Le Vatican a restitué samedi soixante-deux objets issus de sa collection ethnographique à des représentants autochtones du Canada. Le pape Léon XIV a remis un kayak inuit emblématique ainsi que plusieurs objets rituels à la Conférence des évêques catholiques du Canada, chargée de les renvoyer à leurs communautés d’origine. Le Vatican présente ce geste comme un signe concret de respect et de dialogue.

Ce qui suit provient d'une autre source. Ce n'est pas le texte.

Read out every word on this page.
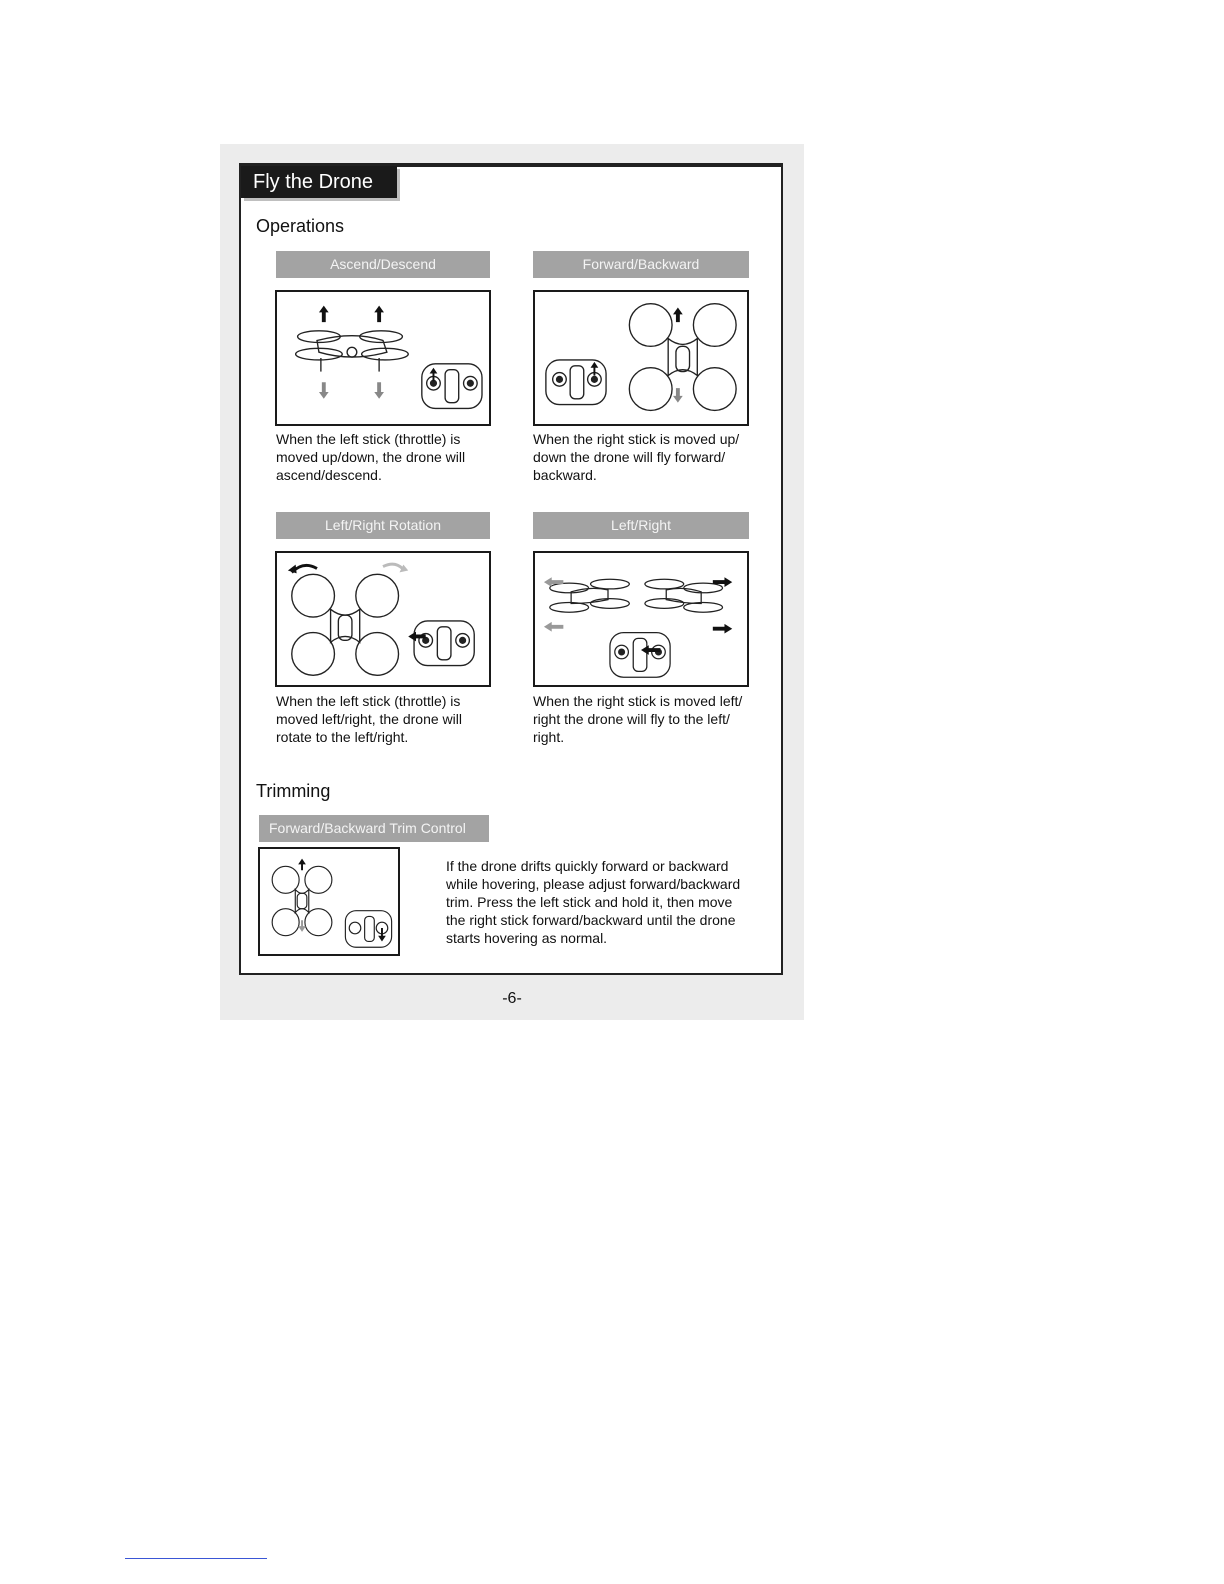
Fly the Drone
Operations
Ascend/Descend
When the left stick (throttle) is
moved up/down, the drone will
ascend/descend.
Forward/Backward
When the right stick is moved up/
down the drone will fly forward/
backward.
Left/Right Rotation
When the left stick (throttle) is
moved left/right, the drone will
rotate to the left/right.
Left/Right
When the right stick is moved left/
right the drone will fly to the left/
right.
Trimming
Forward/Backward Trim Control
If the drone drifts quickly forward or backward
while hovering, please adjust forward/backward
trim. Press the left stick and hold it, then move
the right stick forward/backward until the drone
starts hovering as normal.
-6-
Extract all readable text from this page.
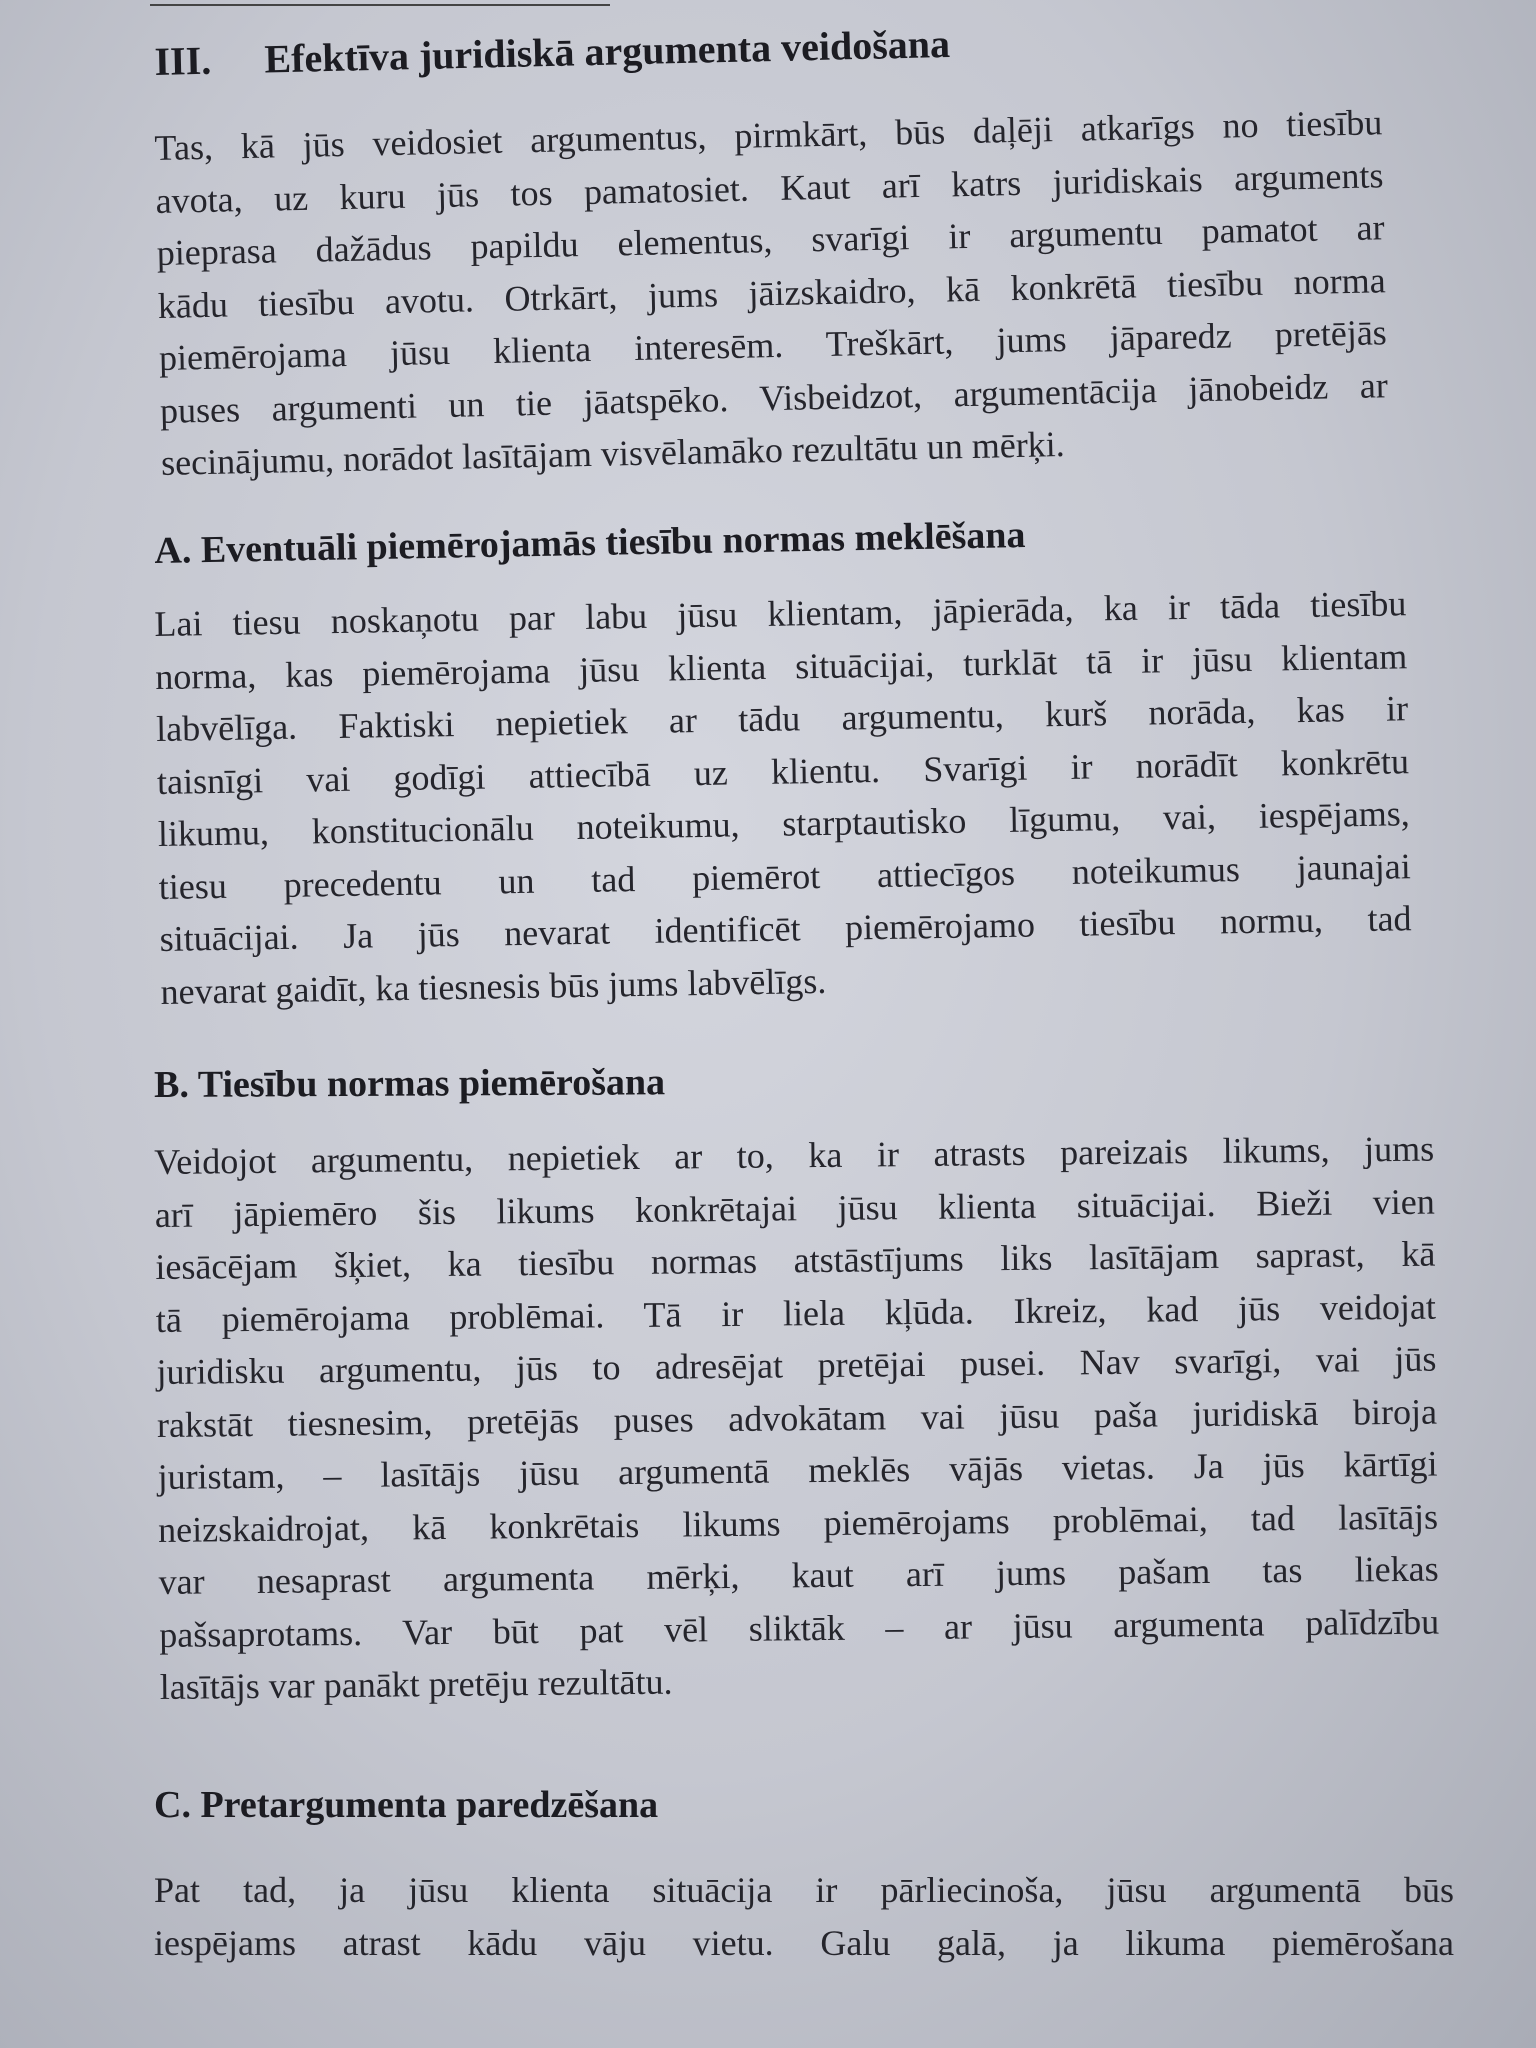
III. Efektīva juridiskā argumenta veidošana
Tas, kā jūs veidosiet argumentus, pirmkārt, būs daļēji atkarīgs no tiesību
avota, uz kuru jūs tos pamatosiet. Kaut arī katrs juridiskais arguments
pieprasa dažādus papildu elementus, svarīgi ir argumentu pamatot ar
kādu tiesību avotu. Otrkārt, jums jāizskaidro, kā konkrētā tiesību norma
piemērojama jūsu klienta interesēm. Treškārt, jums jāparedz pretējās
puses argumenti un tie jāatspēko. Visbeidzot, argumentācija jānobeidz ar
secinājumu, norādot lasītājam visvēlamāko rezultātu un mērķi.
A. Eventuāli piemērojamās tiesību normas meklēšana
Lai tiesu noskaņotu par labu jūsu klientam, jāpierāda, ka ir tāda tiesību
norma, kas piemērojama jūsu klienta situācijai, turklāt tā ir jūsu klientam
labvēlīga. Faktiski nepietiek ar tādu argumentu, kurš norāda, kas ir
taisnīgi vai godīgi attiecībā uz klientu. Svarīgi ir norādīt konkrētu
likumu, konstitucionālu noteikumu, starptautisko līgumu, vai, iespējams,
tiesu precedentu un tad piemērot attiecīgos noteikumus jaunajai
situācijai. Ja jūs nevarat identificēt piemērojamo tiesību normu, tad
nevarat gaidīt, ka tiesnesis būs jums labvēlīgs.
B. Tiesību normas piemērošana
Veidojot argumentu, nepietiek ar to, ka ir atrasts pareizais likums, jums
arī jāpiemēro šis likums konkrētajai jūsu klienta situācijai. Bieži vien
iesācējam šķiet, ka tiesību normas atstāstījums liks lasītājam saprast, kā
tā piemērojama problēmai. Tā ir liela kļūda. Ikreiz, kad jūs veidojat
juridisku argumentu, jūs to adresējat pretējai pusei. Nav svarīgi, vai jūs
rakstāt tiesnesim, pretējās puses advokātam vai jūsu paša juridiskā biroja
juristam, – lasītājs jūsu argumentā meklēs vājās vietas. Ja jūs kārtīgi
neizskaidrojat, kā konkrētais likums piemērojams problēmai, tad lasītājs
var nesaprast argumenta mērķi, kaut arī jums pašam tas liekas
pašsaprotams. Var būt pat vēl sliktāk – ar jūsu argumenta palīdzību
lasītājs var panākt pretēju rezultātu.
C. Pretargumenta paredzēšana
Pat tad, ja jūsu klienta situācija ir pārliecinoša, jūsu argumentā būs
iespējams atrast kādu vāju vietu. Galu galā, ja likuma piemērošana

Un retour historique contesté par certains chercheurs
Les artefacts, longtemps conservés au musée Anima Mundi, arriveront à Montréal le 6 décembre avant d’être transférés au Musée canadien de l’histoire à Ottawa. La plupart avaient été envoyés à Rome en 1925 par des missionnaires pour une grande exposition célébrant l’œuvre de l’Église. Historiens et responsables autochtones contestent toutefois l’idée qu’il s’agissait de « dons » libres, rappelant la politique d’assimilation forcée menée à cette époque au Canada.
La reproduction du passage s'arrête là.